- Core Terminology & Hierarchy
- Language Model Architectures
- Optimization & Regularization
- Evaluation & Benchmarks
- Artificial Intelligence (AI): The broad umbrella of giving computers the ability to understand and interact with humans.
- Machine Learning (ML): A sub-field of AI where models learn from examples to predict patterns in unseen data.
- Discriminative vs.

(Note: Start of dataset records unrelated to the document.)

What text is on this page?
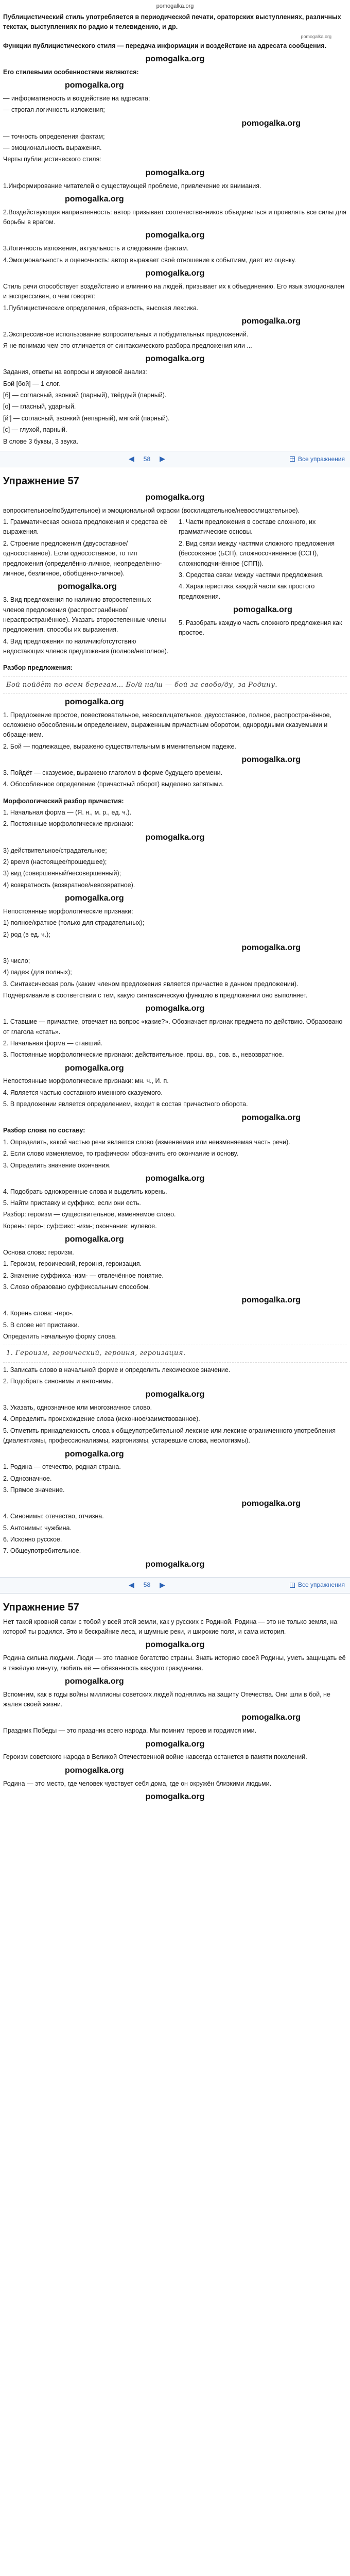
pomogalka.org

Публицистический стиль употребляется в периодической печати, ораторских выступлениях, различных текстах, выступлениях по радио и телевидению, и др.

pomogalka.org

Функции публицистического стиля — передача информации и воздействие на адресата сообщения.

pomogalka.org

Его стилевыми особенностями являются:

pomogalka.org

— информативность и воздействие на адресата;

— строгая логичность изложения;

pomogalka.org

— точность определения фактам;

— эмоциональность выражения.

Черты публицистического стиля:

pomogalka.org

1.Информирование читателей о существующей проблеме, привлечение их внимания.

pomogalka.org

2.Воздействующая направленность: автор призывает соотечественников объединиться и проявлять все силы для борьбы в врагом.

pomogalka.org

3.Логичность изложения, актуальность и следование фактам.

4.Эмоциональность и оценочность: автор выражает своё отношение к событиям, дает им оценку.

pomogalka.org

Стиль речи способствует воздействию и влиянию на людей, призывает их к объединению. Его язык эмоционален и экспрессивен, о чем говорят:

1.Публицистические определения, образность, высокая лексика.

pomogalka.org

2.Экспрессивное использование вопросительных и побудительных предложений.

Я не понимаю чем это отличается от синтаксического разбора предложения или ...

pomogalka.org

Задания, ответы на вопросы и звуковой анализ:

Бой [бой] — 1 слог.

[б] — согласный, звонкий (парный), твёрдый (парный).

[о] — гласный, ударный.

[й'] — согласный, звонкий (непарный), мягкий (парный).

[с] — глухой, парный.

В слове 3 буквы, 3 звука.

◀ 58 ▶	Все упражнения
Упражнение 57
pomogalka.org

вопросительное/побудительное) и эмоциональной окраски (восклицательное/невосклицательное).

1. Грамматическая основа предложения и средства её выражения.

2. Строение предложения (двусоставное/односоставное). Если односоставное, то тип предложения (определённо-личное, неопределённо-личное, безличное, обобщённо-личное).

pomogalka.org

3. Вид предложения по наличию второстепенных членов предложения (распространённое/нераспространённое). Указать второстепенные члены предложения, способы их выражения.

4. Вид предложения по наличию/отсутствию недостающих членов предложения (полное/неполное).

1. Части предложения в составе сложного, их грамматические основы.

2. Вид связи между частями сложного предложения (бессоюзное (БСП), сложносочинённое (ССП), сложноподчинённое (СПП)).

3. Средства связи между частями предложения.

4. Характеристика каждой части как простого предложения.

pomogalka.org

5. Разобрать каждую часть сложного предложения как простое.

Разбор предложения:

Бой пойдёт по всем берегам… Бо/й на/ш — бой за свобо/ду, за Родину.
pomogalka.org

1. Предложение простое, повествовательное, невосклицательное, двусоставное, полное, распространённое, осложнено обособленным определением, выраженным причастным оборотом, однородными сказуемыми и обращением.

2. Бой — подлежащее, выражено существительным в именительном падеже.

pomogalka.org

3. Пойдёт — сказуемое, выражено глаголом в форме будущего времени.

4. Обособленное определение (причастный оборот) выделено запятыми.

Морфологический разбор причастия:

1. Начальная форма — (Я. н., м. р., ед. ч.).

2. Постоянные морфологические признаки:

pomogalka.org

3) действительное/страдательное;

2) время (настоящее/прошедшее);

3) вид (совершенный/несовершенный);

4) возвратность (возвратное/невозвратное).

pomogalka.org

Непостоянные морфологические признаки:

1) полное/краткое (только для страдательных);

2) род (в ед. ч.);

pomogalka.org

3) число;

4) падеж (для полных);

3. Синтаксическая роль (каким членом предложения является причастие в данном предложении).

Подчёркивание в соответствии с тем, какую синтаксическую функцию в предложении оно выполняет.

pomogalka.org

1. Ставшие — причастие, отвечает на вопрос «какие?». Обозначает признак предмета по действию. Образовано от глагола «стать».

2. Начальная форма — ставший.

3. Постоянные морфологические признаки: действительное, прош. вр., сов. в., невозвратное.

pomogalka.org

Непостоянные морфологические признаки: мн. ч., И. п.

4. Является частью составного именного сказуемого.

5. В предложении является определением, входит в состав причастного оборота.

pomogalka.org

Разбор слова по составу:

1. Определить, какой частью речи является слово (изменяемая или неизменяемая часть речи).

2. Если слово изменяемое, то графически обозначить его окончание и основу.

3. Определить значение окончания.

pomogalka.org

4. Подобрать однокоренные слова и выделить корень.

5. Найти приставку и суффикс, если они есть.

Разбор: героизм — существительное, изменяемое слово.

Корень: геро-; суффикс: -изм-; окончание: нулевое.

pomogalka.org

Основа слова: героизм.

1. Героизм, героический, героиня, героизация.

2. Значение суффикса -изм- — отвлечённое понятие.

3. Слово образовано суффиксальным способом.

pomogalka.org

4. Корень слова: -геро-.

5. В слове нет приставки.

Определить начальную форму слова.

1. Героизм, героический, героиня, героизация.

1. Записать слово в начальной форме и определить лексическое значение.

2. Подобрать синонимы и антонимы.

pomogalka.org

3. Указать, однозначное или многозначное слово.

4. Определить происхождение слова (исконное/заимствованное).

5. Отметить принадлежность слова к общеупотребительной лексике или лексике ограниченного употребления (диалектизмы, профессионализмы, жаргонизмы, устаревшие слова, неологизмы).

pomogalka.org

1. Родина — отечество, родная страна.

2. Однозначное.

3. Прямое значение.

pomogalka.org

4. Синонимы: отечество, отчизна.

5. Антонимы: чужбина.

6. Исконно русское.

7. Общеупотребительное.

pomogalka.org

◀ 58 ▶	Все упражнения
Упражнение 57

Нет такой кровной связи с тобой у всей этой земли, как у русских с Родиной. Родина — это не только земля, на которой ты родился. Это и бескрайние леса, и шумные реки, и широкие поля, и сама история.

pomogalka.org

Родина сильна людьми. Люди — это главное богатство страны. Знать историю своей Родины, уметь защищать её в тяжёлую минуту, любить её — обязанность каждого гражданина.

pomogalka.org

Вспомним, как в годы войны миллионы советских людей поднялись на защиту Отечества. Они шли в бой, не жалея своей жизни.

pomogalka.org

Праздник Победы — это праздник всего народа. Мы помним героев и гордимся ими.

pomogalka.org

Героизм советского народа в Великой Отечественной войне навсегда останется в памяти поколений.

pomogalka.org

Родина — это место, где человек чувствует себя дома, где он окружён близкими людьми.

pomogalka.org
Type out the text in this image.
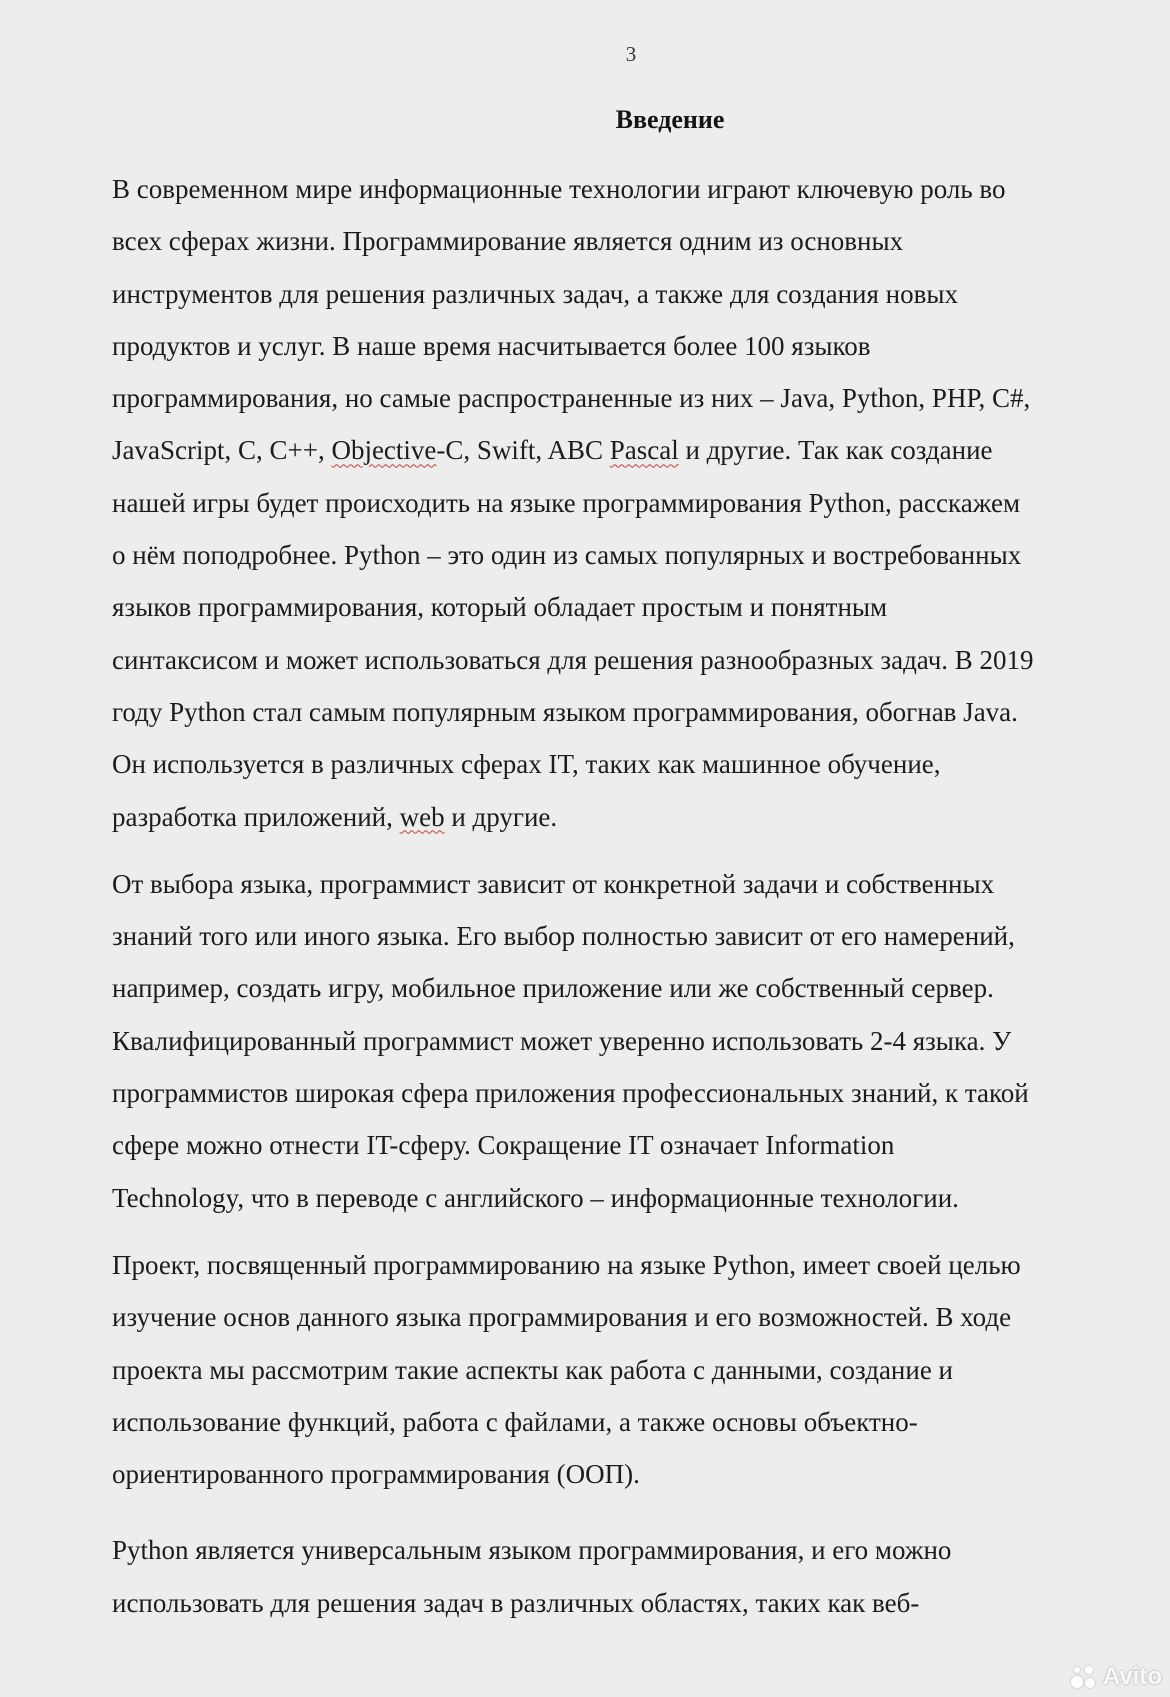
3
Введение

В современном мире информационные технологии играют ключевую роль во
всех сферах жизни. Программирование является одним из основных
инструментов для решения различных задач, а также для создания новых
продуктов и услуг. В наше время насчитывается более 100 языков
программирования, но самые распространенные из них – Java, Python, PHP, C#,
JavaScript, C, C++, Objective-C, Swift, ABC Pascal и другие. Так как создание
нашей игры будет происходить на языке программирования Python, расскажем
о нём поподробнее. Python – это один из самых популярных и востребованных
языков программирования, который обладает простым и понятным
синтаксисом и может использоваться для решения разнообразных задач. В 2019
году Python стал самым популярным языком программирования, обогнав Java.
Он используется в различных сферах IT, таких как машинное обучение,
разработка приложений, web и другие.

От выбора языка, программист зависит от конкретной задачи и собственных
знаний того или иного языка. Его выбор полностью зависит от его намерений,
например, создать игру, мобильное приложение или же собственный сервер.
Квалифицированный программист может уверенно использовать 2-4 языка. У
программистов широкая сфера приложения профессиональных знаний, к такой
сфере можно отнести IT-сферу. Сокращение IT означает Information
Technology, что в переводе с английского – информационные технологии.

Проект, посвященный программированию на языке Python, имеет своей целью
изучение основ данного языка программирования и его возможностей. В ходе
проекта мы рассмотрим такие аспекты как работа с данными, создание и
использование функций, работа с файлами, а также основы объектно-
ориентированного программирования (ООП).

Python является универсальным языком программирования, и его можно
использовать для решения задач в различных областях, таких как веб-

Avito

Generative AI:
- Discriminative: Models that classify or predict specific values (e.g., separating two classes of data points).
- Generative: Models that generate new, unseen examples by sampling from learned distributions (e.g., LLMs).
- Supervised Learning: Learning from labeled ground-truth data (e.g., Spam detection, Stock regression).
- Unsupervised Learning: Finding hidden structures in data without labels (e.g., Clustering, Dimensionality reduction).
- Reinforcement Learning (RL): Learning through actions and environmental rewards (e.g., Atari games, LLM alignment).
Language models have evolved from simple statistical heuristics to trillion-parameter transformers.
- N-gram Models: A simple heuristic that predicts the next word based only on the previous
$n-1$ words (Markovian assumption). - RNNs & Attention (Pre-2017): State-of-the-art models used Recurrent Neural Networks with basic attention mechanisms.
- Transformers (2017+): The "Attention is All You Need" architecture replaced sequential processing with parallelizable self-attention.
- Tokenization: Breaking text into atomic units (words or sub-words).
- Embeddings: Representing tokens as dense numerical vectors that capture meaning.
- Transformer Blocks: Processing embeddings through deep neural network layers.
- Sampling: Choosing the next token from the output probability distribution.
Training an AI model involves minimizing a loss function by updating weights through an optimizer.
- Softmax Stability: Naive implementations of softmax can fail due to numerical overflow.
- Stable Version:
$softmax(z_i) = \frac{\exp(z_i - max(z))}{\sum \exp(z_j - max(z))}$ . - This transformation prevents extremely large values while keeping probabilities identical.
| Optimizer | Core Mechanism | Suitability |
|---|---|---|
| Gradient Descent (GD) | Updates parameters using only the current gradient. | Simple convex functions. |
| Momentum | Adds "velocity" from past gradients to accelerate updates. | Faster convergence on slopes. |
| AdaGrad | Adapts learning rates per-parameter based on past gradients. | Good for sparse data but can stall. |
| Adam | Combines momentum and adaptive learning rates. | Modern industry standard for stability and speed. |
Regularization prevents overfitting by penalizing large weights.
- L1 Regularization (Lasso): Adds
$\lambda \sum |w_i|$ to the loss. It encourages sparsity by pushing unimportant weights toward zero, effectively performing feature selection. - L2 Regularization (Ridge): Adds
$\lambda \sum w_i^2$ . It shrinks weights toward zero but rarely makes them exactly zero.
Evaluating LLMs is difficult because they are non-deterministic and can hallucinate.
- Precision: Accuracy of positive predictions.
- Recall: Ability to find all positive instances.
- F1 Score: Harmonic mean of precision and recall, balancing the trade-off.
- AUC (Area Under the Curve): Captures the trade-off between True Positive and False Positive rates. LLM Specific Benchmarks
- Perplexity: Measures how well the model predicts a test corpus.
- MMLU: Multiple-choice questions across STEM, humanities, and social sciences.
- Humanity's Last Exam: Extremely difficult advanced science questions where current models score ~40%.